Grand Tradition in Fallbrook Inspires Members of HM Garden Club

Victorian mansion that is home to The Veranda restaurant at Grand Traditions.

By Susan Wolking 

It’s hard to imagine how 5 acres of orange grove and swamp in Fallbrook was transformed into the 30 acres of spectacular gardens that is now Grand Traditions, a popular venue for weddings and special events.  Chalk it up to the vision and tenacity of a former home economics teacher named Beverly McDougal, who assumed “if you build it, they will come.”

Beverly and her husband Earl purchased the property for $165,000 in 1982.  Over the years, they borrowed additional funds which enabled them to:  purchase adjacent acreage;  build a charming Victorian mansion with an award-winning restaurant called the Veranda; and landscape the grounds with expansive lawns, native and exotic plants, multiple waterfalls and even a huge, heart-shaped lake.

The McDougals retired after 20 years, but the property continues to be operated by a son and other members of the family.  The love and care they’ve put into the business has paid off. Between 6 to 8 weddings are held there each week and people come from around the country to tour the gardens, which are open daily to the public. The Veranda has been recognized by Open Table as one of the “Top 100 Scenic Restaurants in America.”  In addition to offering lunch on Thursdays and Fridays and brunch on the weekends, the restaurant prepares picnic basket meals that visitors can enjoy at designated picnic areas around the property.
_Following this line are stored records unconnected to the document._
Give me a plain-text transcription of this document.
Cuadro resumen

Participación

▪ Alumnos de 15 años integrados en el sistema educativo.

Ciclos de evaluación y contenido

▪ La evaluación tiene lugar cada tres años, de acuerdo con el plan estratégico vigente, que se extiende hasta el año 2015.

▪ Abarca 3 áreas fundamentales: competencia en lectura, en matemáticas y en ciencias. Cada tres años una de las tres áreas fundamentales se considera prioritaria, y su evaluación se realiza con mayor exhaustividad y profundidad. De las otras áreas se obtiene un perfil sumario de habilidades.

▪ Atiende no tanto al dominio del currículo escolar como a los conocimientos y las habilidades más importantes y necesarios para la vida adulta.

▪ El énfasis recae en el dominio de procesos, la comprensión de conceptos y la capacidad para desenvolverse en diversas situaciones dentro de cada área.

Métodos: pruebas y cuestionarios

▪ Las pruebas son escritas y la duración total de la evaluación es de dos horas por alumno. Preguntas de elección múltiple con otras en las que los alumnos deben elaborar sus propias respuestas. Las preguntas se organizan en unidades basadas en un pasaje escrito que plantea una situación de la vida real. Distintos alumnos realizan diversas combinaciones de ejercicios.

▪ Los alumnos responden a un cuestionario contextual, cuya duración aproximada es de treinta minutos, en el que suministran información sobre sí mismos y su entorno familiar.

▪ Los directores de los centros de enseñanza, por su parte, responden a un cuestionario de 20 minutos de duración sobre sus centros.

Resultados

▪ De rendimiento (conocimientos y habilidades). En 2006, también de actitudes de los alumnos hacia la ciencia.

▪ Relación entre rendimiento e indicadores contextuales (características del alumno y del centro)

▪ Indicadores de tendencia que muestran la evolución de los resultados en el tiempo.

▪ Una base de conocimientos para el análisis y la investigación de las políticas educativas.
Beautiful setting for weddings at Grand Traditions.

Twenty-five members of the Hidden Meadows Garden Club took an extensive tour of the Grand Traditions property on April 21, and we all left thoroughly inspired and full of useful information.  Our docent Pat (a daughter-in-law of the founders) led us through the many different themed garden areas, pointing out stunning specimen plants such as a Giant Bird of Paradise with its purple and white flowers and a Canary Island Palm that is trimmed to create a pineapple effect at the top of the trunk.  Along the way, she offered tips on how and when to fertilize and prune, as well as selecting the right growing environments for different plants and trees.  (Don’t plant a Moreton Bay Fig or other Ficus tree near walls or walkways as they have horribly invasive roots!)

After leaving Grand Traditions, the Garden Club group had lunch just down the road at another Fallbrook landmark, the Garden Grill & Cafe.  The food was excellent and the lovely patio setting a perfect way to end a great field trip with fellow nature lovers.